Last July, people in Spain, Portugal and France watched the brilliant fireball produced by a boulder crashing down through the Earth's atmosphere. In a paper to be published in the journal Monthly Notices of the Royal Astronomical Society
, astronomer Josep M. Trigo-Rodríguez, of the Institute of Space Sciences in Spain, and his co-authors present dramatic images of the event. The scientists also explain how the boulder may originate from a comet which broke up nearly 90 years ago, and suggest that chunks of the boulder (and hence pieces of the comet) are waiting to be found on the ground.
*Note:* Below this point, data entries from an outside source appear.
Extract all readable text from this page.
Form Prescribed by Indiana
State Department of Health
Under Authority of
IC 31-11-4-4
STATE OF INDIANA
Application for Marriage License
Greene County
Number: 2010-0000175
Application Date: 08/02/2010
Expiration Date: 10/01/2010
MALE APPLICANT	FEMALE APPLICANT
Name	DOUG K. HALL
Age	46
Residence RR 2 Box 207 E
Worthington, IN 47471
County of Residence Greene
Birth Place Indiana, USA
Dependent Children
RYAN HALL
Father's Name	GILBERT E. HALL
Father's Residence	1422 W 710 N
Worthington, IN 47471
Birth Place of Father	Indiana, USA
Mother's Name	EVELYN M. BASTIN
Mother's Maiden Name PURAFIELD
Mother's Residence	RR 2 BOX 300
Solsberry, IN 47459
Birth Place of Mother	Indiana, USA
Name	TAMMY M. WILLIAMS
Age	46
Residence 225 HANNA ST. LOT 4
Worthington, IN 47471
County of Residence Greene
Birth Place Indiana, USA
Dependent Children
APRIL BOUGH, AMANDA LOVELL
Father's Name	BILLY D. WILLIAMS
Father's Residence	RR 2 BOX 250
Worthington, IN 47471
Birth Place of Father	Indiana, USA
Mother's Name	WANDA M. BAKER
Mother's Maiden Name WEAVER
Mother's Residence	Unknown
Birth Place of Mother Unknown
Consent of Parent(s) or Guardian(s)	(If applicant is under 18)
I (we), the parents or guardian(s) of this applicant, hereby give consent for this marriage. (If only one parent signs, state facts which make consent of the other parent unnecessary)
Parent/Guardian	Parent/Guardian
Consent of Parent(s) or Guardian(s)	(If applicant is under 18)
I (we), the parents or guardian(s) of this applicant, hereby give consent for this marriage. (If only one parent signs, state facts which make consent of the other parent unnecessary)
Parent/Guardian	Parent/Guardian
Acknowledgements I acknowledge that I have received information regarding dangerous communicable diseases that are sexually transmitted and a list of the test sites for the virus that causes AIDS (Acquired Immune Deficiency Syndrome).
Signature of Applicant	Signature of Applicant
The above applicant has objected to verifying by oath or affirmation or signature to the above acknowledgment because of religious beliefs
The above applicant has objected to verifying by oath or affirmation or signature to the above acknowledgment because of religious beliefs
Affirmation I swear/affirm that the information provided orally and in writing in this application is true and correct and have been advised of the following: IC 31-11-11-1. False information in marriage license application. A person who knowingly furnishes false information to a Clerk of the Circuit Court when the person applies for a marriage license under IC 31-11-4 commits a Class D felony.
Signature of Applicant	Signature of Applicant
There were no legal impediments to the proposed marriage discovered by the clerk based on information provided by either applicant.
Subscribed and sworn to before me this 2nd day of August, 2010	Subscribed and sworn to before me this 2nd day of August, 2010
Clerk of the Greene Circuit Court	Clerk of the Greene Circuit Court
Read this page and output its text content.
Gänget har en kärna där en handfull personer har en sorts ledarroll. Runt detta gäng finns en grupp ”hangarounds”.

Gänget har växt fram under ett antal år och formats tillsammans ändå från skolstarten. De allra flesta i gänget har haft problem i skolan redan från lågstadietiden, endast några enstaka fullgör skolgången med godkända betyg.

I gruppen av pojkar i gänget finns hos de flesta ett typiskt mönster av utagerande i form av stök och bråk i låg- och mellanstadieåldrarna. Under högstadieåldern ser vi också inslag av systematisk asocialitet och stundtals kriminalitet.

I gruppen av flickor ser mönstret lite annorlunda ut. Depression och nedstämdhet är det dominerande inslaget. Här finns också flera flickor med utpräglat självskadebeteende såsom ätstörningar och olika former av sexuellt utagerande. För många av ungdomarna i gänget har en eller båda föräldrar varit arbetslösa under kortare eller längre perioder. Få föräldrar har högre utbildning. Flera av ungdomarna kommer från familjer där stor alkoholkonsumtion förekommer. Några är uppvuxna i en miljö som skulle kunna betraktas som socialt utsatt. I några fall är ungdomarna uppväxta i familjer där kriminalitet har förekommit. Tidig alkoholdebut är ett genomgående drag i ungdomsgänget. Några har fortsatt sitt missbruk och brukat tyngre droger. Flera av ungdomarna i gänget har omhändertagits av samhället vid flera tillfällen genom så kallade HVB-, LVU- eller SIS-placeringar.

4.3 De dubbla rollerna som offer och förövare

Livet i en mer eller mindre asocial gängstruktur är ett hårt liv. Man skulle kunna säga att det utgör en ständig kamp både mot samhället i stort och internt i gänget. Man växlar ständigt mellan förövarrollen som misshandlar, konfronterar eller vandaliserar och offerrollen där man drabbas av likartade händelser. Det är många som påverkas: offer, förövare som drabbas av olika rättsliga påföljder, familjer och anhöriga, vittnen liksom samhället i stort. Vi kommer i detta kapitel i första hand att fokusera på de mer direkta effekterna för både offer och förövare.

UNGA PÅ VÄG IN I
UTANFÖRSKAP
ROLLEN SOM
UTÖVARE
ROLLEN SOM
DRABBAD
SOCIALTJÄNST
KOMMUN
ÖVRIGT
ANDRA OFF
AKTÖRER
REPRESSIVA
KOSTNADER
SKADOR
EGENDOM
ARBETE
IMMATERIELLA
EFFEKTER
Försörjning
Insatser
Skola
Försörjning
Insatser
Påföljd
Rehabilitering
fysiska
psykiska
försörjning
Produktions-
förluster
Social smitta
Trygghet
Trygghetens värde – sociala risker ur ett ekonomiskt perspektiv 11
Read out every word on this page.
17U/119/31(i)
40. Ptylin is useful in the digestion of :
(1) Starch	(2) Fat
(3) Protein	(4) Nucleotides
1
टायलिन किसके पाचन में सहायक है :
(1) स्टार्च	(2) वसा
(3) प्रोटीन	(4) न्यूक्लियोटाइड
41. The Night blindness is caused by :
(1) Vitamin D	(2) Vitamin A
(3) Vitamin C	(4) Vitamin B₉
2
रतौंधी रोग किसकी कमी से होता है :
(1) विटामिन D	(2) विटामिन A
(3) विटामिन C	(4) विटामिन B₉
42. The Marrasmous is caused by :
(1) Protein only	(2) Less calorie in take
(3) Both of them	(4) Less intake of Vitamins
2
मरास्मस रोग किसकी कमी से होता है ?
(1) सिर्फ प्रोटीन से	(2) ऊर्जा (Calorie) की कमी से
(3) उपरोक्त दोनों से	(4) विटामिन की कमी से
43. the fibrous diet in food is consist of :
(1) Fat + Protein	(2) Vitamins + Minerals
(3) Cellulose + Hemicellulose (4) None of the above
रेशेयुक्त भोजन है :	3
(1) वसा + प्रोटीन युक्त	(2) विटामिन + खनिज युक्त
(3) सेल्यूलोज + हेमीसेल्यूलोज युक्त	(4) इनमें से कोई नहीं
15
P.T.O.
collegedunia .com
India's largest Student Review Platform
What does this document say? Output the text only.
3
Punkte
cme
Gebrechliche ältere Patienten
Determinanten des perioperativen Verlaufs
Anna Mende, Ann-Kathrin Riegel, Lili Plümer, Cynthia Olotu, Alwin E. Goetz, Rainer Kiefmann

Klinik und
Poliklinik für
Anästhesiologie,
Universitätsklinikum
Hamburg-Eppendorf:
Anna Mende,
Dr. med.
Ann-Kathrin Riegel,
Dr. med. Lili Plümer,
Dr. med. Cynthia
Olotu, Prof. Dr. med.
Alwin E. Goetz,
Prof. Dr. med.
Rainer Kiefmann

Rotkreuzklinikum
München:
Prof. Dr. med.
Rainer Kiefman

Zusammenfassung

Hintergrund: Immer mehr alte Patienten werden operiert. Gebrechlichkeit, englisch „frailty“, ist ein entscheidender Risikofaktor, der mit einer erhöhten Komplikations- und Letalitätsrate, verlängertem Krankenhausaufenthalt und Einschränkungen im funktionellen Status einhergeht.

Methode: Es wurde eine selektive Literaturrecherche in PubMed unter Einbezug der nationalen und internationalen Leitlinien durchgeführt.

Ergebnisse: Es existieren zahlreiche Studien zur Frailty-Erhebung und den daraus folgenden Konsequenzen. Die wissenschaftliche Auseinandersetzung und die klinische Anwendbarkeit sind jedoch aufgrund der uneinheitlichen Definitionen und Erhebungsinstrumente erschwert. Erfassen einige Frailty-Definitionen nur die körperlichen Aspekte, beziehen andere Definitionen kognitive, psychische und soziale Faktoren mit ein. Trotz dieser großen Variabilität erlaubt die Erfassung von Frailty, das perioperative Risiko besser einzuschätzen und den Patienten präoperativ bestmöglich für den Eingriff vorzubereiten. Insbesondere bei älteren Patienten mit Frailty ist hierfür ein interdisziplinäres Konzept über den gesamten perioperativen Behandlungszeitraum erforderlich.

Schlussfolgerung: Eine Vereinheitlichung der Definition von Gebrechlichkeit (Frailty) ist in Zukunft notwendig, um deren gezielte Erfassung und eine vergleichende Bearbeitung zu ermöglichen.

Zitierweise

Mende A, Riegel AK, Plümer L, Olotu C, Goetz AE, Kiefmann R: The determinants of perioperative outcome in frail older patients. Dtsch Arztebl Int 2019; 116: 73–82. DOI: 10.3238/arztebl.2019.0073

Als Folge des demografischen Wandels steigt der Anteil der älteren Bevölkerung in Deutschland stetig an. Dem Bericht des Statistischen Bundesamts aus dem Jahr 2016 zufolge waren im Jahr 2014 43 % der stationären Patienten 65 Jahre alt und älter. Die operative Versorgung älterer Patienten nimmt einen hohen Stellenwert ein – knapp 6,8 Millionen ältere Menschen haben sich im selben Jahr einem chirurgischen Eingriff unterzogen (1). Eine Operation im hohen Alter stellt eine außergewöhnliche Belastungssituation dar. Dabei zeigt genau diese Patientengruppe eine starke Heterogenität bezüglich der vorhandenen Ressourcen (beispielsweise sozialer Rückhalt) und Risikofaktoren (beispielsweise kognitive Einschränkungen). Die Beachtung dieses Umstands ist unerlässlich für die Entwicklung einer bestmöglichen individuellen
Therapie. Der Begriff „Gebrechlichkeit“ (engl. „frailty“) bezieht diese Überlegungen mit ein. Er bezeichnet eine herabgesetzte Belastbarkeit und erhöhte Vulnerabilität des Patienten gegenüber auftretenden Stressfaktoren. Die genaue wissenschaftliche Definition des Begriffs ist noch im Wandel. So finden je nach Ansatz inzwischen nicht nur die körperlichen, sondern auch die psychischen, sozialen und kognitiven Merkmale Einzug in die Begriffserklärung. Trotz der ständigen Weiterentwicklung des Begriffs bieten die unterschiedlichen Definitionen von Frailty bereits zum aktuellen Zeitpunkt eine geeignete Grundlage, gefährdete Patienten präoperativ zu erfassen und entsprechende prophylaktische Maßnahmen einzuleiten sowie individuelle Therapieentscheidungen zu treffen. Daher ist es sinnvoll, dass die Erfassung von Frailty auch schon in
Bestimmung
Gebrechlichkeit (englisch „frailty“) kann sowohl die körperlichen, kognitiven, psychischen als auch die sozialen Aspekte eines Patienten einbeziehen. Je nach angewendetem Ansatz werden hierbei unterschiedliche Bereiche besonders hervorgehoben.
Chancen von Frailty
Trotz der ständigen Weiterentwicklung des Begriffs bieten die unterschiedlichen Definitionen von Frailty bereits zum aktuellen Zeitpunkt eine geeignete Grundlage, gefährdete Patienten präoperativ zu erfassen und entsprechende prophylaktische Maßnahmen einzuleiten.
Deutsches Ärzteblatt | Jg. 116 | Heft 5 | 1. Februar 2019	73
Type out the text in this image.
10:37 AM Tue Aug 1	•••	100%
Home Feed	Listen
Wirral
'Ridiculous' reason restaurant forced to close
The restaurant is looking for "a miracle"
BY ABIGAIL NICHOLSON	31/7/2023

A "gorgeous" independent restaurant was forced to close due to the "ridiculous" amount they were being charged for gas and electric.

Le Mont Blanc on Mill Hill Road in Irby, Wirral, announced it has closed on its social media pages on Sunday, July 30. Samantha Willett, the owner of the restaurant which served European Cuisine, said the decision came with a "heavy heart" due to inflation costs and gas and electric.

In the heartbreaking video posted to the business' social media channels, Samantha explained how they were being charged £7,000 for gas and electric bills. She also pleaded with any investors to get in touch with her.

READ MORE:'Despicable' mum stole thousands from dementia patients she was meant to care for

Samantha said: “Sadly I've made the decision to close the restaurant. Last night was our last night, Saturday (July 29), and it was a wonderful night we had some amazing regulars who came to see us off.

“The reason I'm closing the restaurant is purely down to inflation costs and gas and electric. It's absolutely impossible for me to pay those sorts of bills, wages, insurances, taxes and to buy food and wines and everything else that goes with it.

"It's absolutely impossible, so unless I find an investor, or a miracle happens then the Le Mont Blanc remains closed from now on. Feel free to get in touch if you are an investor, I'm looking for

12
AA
"If we are right, then by monitoring future encounters with other clouds of cometary debris, we have the chance to recover meteorites from specific comets and analyse them in a lab," Dr Trigo-Rodríguez said. "Handling pieces of comet would fulfil the long-held ambitions of scientists - it would effectively give us a look inside some of the most enigmatic objects in the Solar System."